In order to measure the validity of our rules, it is important to know what result should we expect if we did random changes from negative labels to positive labels in our predicted datasets. As we have seen, it would be expected that only 5-6% of values are correctly labelled. This low percentage can be explained by two facts. First, the percentage of positive labels is by itself very low in the real dataset (15%). Second, our models have already predicted correctly part of this positive labels, which mean that only very few remain available for correction. Taking this into consideration, it is evident that **our rules perform better than a random generator would do**. Even so, **incorrect modifications are more common than correct modifications**, which explains why accuracy and precision always fall. Recall, on the other hand, can only improve. 

**As we consider lower relevance thresholds**, we allow more rules and more modifications to be considered. When the number of modifications is low, they tend to be more accurate; when the number of modifications is high, they tend to be less accurate. The consequence is that **recall increase while accuracy and precision decrease**. **As for the two different type of rules**, normalised rules result in less changes being made, which makes sense because we are being more strict. However, **absolute rules usually perform better at similar magnitudes**. The explanation is that normalised rules are very useful from the clinical point of view, but a pure data driven mechanism is expected to yield better metrics.

So, why are we struggling with correctly modifying non-hipometabolism to hipometabolism? 

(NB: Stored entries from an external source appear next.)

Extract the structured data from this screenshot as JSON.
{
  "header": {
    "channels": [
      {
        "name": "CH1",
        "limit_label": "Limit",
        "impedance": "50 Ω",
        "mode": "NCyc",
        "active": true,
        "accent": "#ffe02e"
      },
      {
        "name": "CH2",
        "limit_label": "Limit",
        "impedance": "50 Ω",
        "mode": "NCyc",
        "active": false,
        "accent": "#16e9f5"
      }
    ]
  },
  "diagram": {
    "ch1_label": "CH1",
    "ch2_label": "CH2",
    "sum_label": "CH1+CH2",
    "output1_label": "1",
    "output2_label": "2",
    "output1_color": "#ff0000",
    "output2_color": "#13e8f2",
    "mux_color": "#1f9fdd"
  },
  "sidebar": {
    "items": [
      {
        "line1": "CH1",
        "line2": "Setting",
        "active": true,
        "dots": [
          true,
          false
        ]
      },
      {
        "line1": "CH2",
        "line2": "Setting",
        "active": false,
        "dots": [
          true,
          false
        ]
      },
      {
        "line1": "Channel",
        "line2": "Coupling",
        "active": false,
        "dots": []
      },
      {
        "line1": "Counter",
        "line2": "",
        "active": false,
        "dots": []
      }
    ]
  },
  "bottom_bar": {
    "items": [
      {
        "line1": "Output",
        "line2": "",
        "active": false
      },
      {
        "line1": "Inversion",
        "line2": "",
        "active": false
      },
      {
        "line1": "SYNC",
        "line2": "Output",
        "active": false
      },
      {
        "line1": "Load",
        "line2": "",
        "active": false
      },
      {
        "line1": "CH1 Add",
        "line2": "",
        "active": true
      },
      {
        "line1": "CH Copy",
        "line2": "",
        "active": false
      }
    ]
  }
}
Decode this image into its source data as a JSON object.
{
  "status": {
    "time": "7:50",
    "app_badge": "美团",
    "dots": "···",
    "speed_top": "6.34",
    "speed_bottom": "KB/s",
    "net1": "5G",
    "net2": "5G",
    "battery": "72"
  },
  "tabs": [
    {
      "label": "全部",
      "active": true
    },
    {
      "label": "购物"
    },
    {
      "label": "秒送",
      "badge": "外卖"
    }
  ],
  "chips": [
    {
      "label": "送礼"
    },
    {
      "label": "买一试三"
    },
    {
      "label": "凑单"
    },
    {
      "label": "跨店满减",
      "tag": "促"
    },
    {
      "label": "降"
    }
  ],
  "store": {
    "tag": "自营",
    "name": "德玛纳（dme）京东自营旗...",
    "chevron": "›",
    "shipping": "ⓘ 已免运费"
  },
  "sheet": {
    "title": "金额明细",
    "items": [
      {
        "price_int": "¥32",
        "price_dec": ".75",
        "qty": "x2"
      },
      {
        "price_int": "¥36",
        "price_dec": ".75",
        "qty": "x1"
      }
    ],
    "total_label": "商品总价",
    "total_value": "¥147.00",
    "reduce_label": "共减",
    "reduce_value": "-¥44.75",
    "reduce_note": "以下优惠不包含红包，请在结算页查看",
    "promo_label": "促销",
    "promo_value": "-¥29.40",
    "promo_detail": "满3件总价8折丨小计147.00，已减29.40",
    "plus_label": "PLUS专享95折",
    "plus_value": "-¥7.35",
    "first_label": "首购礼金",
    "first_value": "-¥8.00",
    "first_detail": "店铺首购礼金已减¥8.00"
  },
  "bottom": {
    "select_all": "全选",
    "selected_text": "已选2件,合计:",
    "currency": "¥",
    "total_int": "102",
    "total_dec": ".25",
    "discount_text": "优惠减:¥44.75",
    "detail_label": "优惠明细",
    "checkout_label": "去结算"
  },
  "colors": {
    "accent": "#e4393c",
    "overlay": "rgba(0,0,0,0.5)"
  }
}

- **Rules are very simple, which brings uncertainty**: in the rule '*if A is hypometabolic, then B is hypometabolic with a probability of 0.6*' we know the rule can be applied in 60% of cases but we don't know which cases they are; therefore, we may apply it when not needed or not apply it when needed.
- **We are in a very difficult scenario**: many positive labels have already been predicted correctly with our models, so what is left are the difficult cases.
- **We are in a very unstable scenario**: the models predicted wrongly in some cases, so the rules are acting over uncertain prior knowledge. With neural networks, the prediction is worse than with genetic algorithm. This explains why the rules perform worst even when the scenario is easier (not so many positive labels have been predicted correctly).